Policjant, nawet ten, który pracuje w komórce kadrowej, gdy sytuacja tego wymaga, np. podczas Światowych Dni Młodzieży, czy Euro, wychodzi na ulice. Pomysł ZUS-u jest absurdalny. Uważam, że to bzdury, pomysł urzędników, którzy nie mają zielonego pojęcia o funkcjonowaniu policji
- przekonuje Sławomir Koniuszy
Obecnie emerytura mundurowa przysługuje po 15 latach służby i wynosi 40 proc. ostatniej pensji. Jej wysokość zależy również od dodatków i nagród rocznych. Za każdy dodatkowy rok służby świadczenie rośnie o 2,6 proc. ostatniej pensji. Maksymalna emerytura mundurowa to 75 proc. ostatniej pensji. Aby ją dostać, trzeba przepracować 28,5 roku.
Zródło wyborcza.pl
60 letnia kasjerka z biedronki pozdrawia 40 letnich emerytow mundurowych
hehe związki zawodowe POpierają ubecję - no wg gazety wymiotnej i tego POrtalu to na pewno ;) jednak np. największy związek zawodowy Solidarność jest za zmianami rządu i obcięciem emerytur antypolskiego draństwa
a czy ustalono już czy płk. Klima też to obejmie?? Tak utrwalał władzę ludową!!

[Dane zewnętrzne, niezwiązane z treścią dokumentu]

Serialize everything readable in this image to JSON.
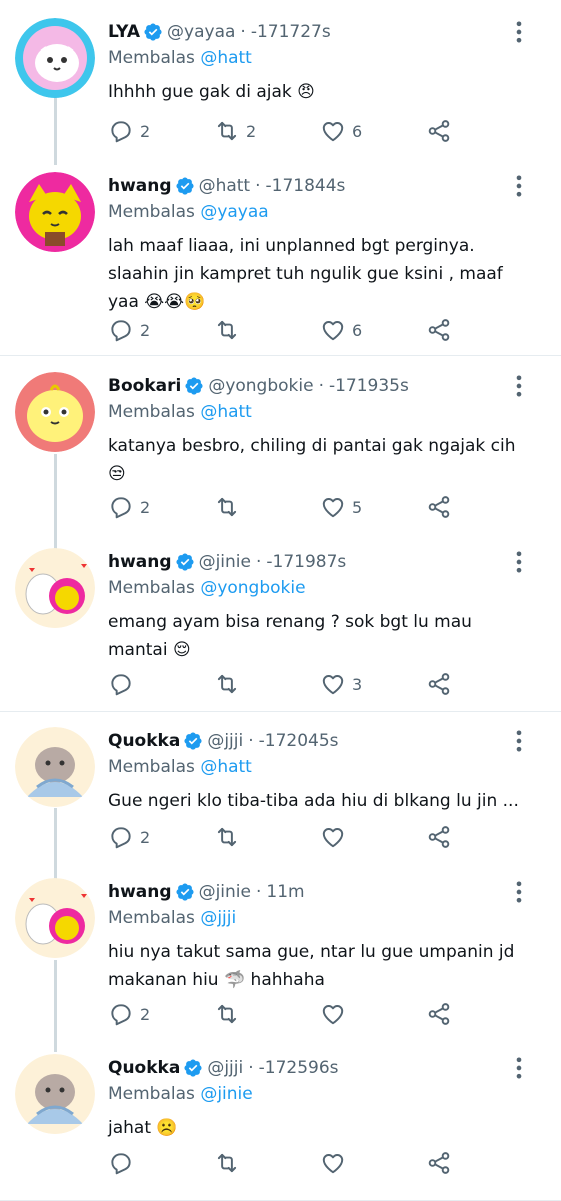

Mariola,kasjerki też są potrzebne,ale jest się "kowalem własnego losu". Był czas na naukę to należało się uczyć,aby być kimś i nie być kasjerką. Frustracja z własnego życia i zazdroszczenie innym,którzy coś osiągnęli jest śmieszne !!! " Jak sobie pościelesz tak się wyśpisz " takie jest życie !
a czy ustalono już czy plutonowego Krasulskiego też to obejmie?? Nie tylko utrwalał władzę ludową ale. jak pisze FAKT, być może pacyfikował strajkujących w 70 r w Gdańsku.

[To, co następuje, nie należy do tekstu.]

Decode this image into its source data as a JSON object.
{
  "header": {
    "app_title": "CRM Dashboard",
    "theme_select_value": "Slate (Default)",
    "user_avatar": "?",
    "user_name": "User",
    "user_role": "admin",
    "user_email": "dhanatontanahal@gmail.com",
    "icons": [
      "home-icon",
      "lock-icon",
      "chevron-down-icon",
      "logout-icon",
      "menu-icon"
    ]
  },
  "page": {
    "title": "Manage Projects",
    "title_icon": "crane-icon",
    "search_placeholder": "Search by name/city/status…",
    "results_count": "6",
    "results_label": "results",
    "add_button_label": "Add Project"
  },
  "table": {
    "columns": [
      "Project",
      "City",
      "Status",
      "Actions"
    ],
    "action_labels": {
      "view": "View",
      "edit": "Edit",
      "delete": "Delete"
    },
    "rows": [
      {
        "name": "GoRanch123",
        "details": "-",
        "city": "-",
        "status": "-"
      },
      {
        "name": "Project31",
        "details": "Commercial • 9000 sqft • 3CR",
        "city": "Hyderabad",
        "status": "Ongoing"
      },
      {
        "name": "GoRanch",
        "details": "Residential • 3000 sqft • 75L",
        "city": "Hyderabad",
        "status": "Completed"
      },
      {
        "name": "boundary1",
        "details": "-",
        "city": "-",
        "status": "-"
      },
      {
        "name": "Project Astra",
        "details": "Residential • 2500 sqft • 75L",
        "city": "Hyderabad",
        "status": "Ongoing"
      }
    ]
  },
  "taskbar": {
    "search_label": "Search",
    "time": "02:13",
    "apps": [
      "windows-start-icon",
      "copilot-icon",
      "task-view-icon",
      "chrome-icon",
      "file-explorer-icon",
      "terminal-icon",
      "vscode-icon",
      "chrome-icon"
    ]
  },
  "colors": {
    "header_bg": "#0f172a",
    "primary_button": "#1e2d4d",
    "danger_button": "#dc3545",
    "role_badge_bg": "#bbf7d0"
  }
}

milk2 - a czy ustalono już czy milk2 też to obejmuje? Jak piszą w komentarzach, nie tylko był ubekiem ale także sbkiem. Ps. babcia - no tak zwyrodnialcy z sb/ub byli "kowalami swego losu" - wybrali mordowanie Polaków, to teraz powinni zdechnąć z głodu - te 2000 zł. to o wiele za dużo dla nich!
polak to ze twój dziadek poznał babcię służąc w nkwd to wcale nie znaczy z inni ludzie muszą być jakoś pomaczani i mieć coś do ukrycia. plutonowy krasulski to sprawa jednoznaczna i proste pytania są tu jak najbardziej na miejscu tym bardziej że sam wywołujesz temat czepiając się innych, bogu ducha winnych ludzi.
niech odczują co to niskie emerytury.
a co z tymi sbekami co bronili opozycjonistów jak poseł Piotrowski, czy PiS ich ułaskawi
Kiedy ja z rodziną wystawiałem nad Dzikuską godzinami by dostać kostkę masła, oni mieli własne sklepy do których klasa robotnicza miast i wsi nie miała dostępu. Wczasy w pierwszej kolejności. Wymiany zagraniczne też. No to teraz niech tym dobrobytem z czasów PRL podzielą się z innymi.